WINDERMERE – Homeowners who reside on Lake Crescent near the Windermere Recreation Center are shocked by the town’s overall plans for the park.
With more improvements in progress to make sure the park is used, residents say this is not what they had in mind when they donated what used to be known as the Butler Bay Recreation Area to the town of Windermere and gave it $25,000 to make minor improvements to the park.
With concerns over the loss of vegetation and disturbance to the local wildlife, many believe the town’s improvements are doing harm. They added that they were unaware of all the renovations and additional structures being added to the park, despite the fact that the town advertised the improvements in the paper and the town’s website and social media sites.
“From what I understand, there were three HOAs that had neglected the park for quite some time,” Windermere Town Manager Robert Smith said. “They weren’t taking care of the community center or the tennis courts in the park, so it was a pretty unused park for quite some time. And the HOA decided to go ahead and donate it to the town of Windermere, which makes it a public park.”
The town has since invested $150,000 to $200,000 on the park’s infrastructure improvements, which includes the resurfacing and renovation of the tennis courts, fences, parking lot, the addition of security cameras, repairs to the bridge that connects the island to the mainland, the construction of a pavilion in place of the old community center and the addition of a sand volleyball court.

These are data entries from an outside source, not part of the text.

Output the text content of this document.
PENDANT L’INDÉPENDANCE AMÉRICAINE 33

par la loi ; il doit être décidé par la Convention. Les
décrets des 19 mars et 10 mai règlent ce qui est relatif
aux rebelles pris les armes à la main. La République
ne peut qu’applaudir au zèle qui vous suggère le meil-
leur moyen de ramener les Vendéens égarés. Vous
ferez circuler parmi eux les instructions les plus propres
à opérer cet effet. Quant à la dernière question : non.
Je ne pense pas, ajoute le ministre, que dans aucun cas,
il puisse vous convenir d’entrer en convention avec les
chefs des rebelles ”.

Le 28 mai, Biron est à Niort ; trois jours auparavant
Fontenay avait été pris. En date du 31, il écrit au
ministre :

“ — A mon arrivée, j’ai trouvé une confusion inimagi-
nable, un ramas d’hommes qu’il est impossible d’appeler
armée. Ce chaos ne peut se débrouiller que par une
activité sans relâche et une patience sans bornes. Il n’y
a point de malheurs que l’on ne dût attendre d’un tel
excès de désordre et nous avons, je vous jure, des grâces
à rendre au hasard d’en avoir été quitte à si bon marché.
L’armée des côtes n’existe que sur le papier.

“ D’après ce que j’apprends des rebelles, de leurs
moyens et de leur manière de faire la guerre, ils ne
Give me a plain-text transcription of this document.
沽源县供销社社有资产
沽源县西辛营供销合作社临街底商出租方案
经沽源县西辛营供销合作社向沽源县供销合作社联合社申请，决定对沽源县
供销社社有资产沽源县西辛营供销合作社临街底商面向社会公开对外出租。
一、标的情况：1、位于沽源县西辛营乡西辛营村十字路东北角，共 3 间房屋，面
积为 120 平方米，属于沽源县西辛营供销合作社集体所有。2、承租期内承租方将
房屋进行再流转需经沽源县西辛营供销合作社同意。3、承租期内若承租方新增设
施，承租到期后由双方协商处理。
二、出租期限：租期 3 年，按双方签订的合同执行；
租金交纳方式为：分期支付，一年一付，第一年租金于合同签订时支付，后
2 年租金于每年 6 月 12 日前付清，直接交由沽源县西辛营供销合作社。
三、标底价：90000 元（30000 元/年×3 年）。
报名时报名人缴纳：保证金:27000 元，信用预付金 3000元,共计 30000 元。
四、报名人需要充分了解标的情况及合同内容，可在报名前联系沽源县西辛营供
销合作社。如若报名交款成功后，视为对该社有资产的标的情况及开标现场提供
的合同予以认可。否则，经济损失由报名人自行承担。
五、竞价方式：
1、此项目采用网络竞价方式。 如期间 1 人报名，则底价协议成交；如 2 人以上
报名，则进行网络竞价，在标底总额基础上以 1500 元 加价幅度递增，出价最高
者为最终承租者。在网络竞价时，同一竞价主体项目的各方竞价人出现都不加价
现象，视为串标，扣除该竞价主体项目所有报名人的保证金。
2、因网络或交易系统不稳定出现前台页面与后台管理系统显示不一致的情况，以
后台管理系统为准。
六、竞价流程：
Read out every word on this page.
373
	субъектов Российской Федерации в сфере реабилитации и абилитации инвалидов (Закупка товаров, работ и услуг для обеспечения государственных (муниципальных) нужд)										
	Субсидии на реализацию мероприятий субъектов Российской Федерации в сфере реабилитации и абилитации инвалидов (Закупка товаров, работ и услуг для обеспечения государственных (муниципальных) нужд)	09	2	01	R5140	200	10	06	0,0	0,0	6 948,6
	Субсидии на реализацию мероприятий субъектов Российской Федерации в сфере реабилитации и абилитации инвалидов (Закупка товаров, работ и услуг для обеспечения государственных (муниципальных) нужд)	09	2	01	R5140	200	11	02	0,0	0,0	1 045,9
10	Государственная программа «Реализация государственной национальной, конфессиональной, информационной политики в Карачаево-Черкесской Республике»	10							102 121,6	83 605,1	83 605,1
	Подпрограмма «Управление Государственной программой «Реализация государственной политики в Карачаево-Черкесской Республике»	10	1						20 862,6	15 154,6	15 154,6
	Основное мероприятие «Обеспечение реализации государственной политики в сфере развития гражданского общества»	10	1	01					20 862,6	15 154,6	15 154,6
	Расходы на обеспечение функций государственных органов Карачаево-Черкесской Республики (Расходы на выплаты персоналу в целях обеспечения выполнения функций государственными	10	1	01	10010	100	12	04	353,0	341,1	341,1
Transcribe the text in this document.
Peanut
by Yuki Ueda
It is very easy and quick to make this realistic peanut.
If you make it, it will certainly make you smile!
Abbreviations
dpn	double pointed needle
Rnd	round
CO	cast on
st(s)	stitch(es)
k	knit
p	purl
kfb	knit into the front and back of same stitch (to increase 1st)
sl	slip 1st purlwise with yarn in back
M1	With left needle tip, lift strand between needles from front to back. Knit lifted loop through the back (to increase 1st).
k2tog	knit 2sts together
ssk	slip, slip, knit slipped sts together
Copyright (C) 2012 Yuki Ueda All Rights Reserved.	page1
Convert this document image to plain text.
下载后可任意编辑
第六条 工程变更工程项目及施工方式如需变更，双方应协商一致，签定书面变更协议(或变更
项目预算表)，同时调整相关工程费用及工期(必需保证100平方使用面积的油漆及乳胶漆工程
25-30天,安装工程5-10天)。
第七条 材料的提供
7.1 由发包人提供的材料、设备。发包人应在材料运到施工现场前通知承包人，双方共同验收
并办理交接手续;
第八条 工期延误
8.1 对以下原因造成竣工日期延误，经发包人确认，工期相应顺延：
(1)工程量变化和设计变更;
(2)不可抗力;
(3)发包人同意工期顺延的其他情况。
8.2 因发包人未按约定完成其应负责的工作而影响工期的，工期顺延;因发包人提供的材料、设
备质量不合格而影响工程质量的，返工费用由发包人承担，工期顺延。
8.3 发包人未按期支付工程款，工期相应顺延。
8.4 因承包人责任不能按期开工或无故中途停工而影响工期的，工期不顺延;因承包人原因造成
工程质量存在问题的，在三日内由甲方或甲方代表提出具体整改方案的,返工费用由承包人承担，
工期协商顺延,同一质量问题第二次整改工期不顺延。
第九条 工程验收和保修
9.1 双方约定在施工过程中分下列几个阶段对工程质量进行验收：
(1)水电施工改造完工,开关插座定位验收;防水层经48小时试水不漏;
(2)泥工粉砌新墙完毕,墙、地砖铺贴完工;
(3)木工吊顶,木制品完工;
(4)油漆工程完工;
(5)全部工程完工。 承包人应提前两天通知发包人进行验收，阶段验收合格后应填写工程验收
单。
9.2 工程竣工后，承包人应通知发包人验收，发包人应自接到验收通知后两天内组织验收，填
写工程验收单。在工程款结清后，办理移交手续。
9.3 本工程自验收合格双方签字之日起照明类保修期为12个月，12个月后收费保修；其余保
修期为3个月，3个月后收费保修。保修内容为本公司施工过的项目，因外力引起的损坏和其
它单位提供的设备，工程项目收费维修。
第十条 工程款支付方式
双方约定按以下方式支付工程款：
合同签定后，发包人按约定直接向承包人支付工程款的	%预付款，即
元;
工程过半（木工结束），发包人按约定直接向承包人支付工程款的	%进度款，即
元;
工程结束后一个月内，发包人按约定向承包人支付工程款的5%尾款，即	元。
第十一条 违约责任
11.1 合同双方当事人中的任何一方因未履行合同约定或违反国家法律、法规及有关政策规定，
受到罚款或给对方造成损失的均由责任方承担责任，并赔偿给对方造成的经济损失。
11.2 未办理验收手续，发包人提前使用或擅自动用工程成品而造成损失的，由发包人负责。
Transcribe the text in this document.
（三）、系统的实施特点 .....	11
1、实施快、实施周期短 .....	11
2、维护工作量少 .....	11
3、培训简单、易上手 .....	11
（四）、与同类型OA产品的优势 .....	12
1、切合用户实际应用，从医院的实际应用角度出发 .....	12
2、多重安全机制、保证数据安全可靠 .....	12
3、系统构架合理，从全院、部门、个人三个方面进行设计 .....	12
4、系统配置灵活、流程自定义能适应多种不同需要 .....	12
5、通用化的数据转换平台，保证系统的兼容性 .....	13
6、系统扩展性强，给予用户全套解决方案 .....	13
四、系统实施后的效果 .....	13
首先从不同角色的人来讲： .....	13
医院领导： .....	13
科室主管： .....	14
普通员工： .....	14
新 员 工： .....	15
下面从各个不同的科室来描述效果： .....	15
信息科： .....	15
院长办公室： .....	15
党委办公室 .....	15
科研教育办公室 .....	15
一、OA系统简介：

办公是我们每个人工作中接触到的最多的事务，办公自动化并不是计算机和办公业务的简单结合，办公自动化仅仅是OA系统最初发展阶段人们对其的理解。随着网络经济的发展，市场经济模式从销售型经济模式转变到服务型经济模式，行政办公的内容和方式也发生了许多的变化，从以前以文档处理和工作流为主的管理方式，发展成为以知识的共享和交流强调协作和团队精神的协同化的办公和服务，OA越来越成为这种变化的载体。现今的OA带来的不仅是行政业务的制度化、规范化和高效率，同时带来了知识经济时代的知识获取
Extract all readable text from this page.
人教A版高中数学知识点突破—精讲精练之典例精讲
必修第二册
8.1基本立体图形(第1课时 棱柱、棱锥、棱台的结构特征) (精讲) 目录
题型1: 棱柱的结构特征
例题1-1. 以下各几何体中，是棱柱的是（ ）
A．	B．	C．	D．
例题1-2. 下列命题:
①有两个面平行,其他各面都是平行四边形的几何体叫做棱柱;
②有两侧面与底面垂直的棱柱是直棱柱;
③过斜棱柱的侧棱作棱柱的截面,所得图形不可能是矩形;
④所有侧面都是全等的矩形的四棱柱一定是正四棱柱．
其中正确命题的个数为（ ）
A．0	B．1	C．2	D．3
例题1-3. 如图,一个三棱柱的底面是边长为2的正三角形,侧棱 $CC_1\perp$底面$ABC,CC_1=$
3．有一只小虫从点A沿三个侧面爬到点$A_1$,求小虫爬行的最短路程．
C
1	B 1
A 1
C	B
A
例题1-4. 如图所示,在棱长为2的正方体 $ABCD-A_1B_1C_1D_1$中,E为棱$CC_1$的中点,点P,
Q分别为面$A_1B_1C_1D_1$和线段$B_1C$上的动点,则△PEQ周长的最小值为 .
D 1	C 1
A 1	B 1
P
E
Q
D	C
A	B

All that’s left is the addition of a playground, which will be located near the tennis courts, and a kayak launch, which will be attached to the fishing pier.
The idea behind the improvements is to attract more people to the park, but some residents believe more people might disturb the pristine condition of the environment and decrease lake quality.
“Some of the things they’re planning on doing, they should refrain from doing,” resident Mark Griffin said. “It’s a beautiful park the way it is. You don’t really need a dock for people to get in a kayak. So it’s a bit puzzling they felt compelled to spend all that money to build additional structures, particularly if it’s encroaching on that sanctuary.”
Griffin emphasized that many of his neighbors and other homeowners who were part of the HOA that donated the park to the town were surprised when they learned of the town’s intentions.
“It’s just a shame — we should have been paying attention,” Griffin said. “Every neighbor in our area went to the meeting with the town manager the night before with concerns and questions, and a number of them wanted to pursue this further and get an attorney, but I don’t know what we’re going to do. We’re just disappointed.” – Mark Griffin, Windermere resident
“According to the people I talked to, there was never any approval to open it up to the world, and they never thought that would happen, but of course they didn’t stipulate that properly within their documentation,” Griffin said.
“No. 1, it was never a private lake,” Smith said. “They have no ownership of that lake. No. 2, the minute they donated the park to the town of Windermere, which is a public entity, it becomes a public park.”
Another grievance involved the location chosen for the sand volleyball court. Griffin said the town placed the court where all the sandhill cranes were, and now the cranes have not been back. In addition, the land surrounding the court has become muddy.
Smith said the town was not aware the location was once a primary hangout spot for the sandhill cranes. The town will be putting up hedges to block the view of the volleyball court for a nearby homeowner.
“It’s just a shame — we should have been paying attention,” Griffin said. “Every neighbor in our area went to the meeting with the town manager the night before with concerns and questions, and a number of them wanted to pursue this further and get an attorney, but I don’t know what we’re going to do. We’re just disappointed.”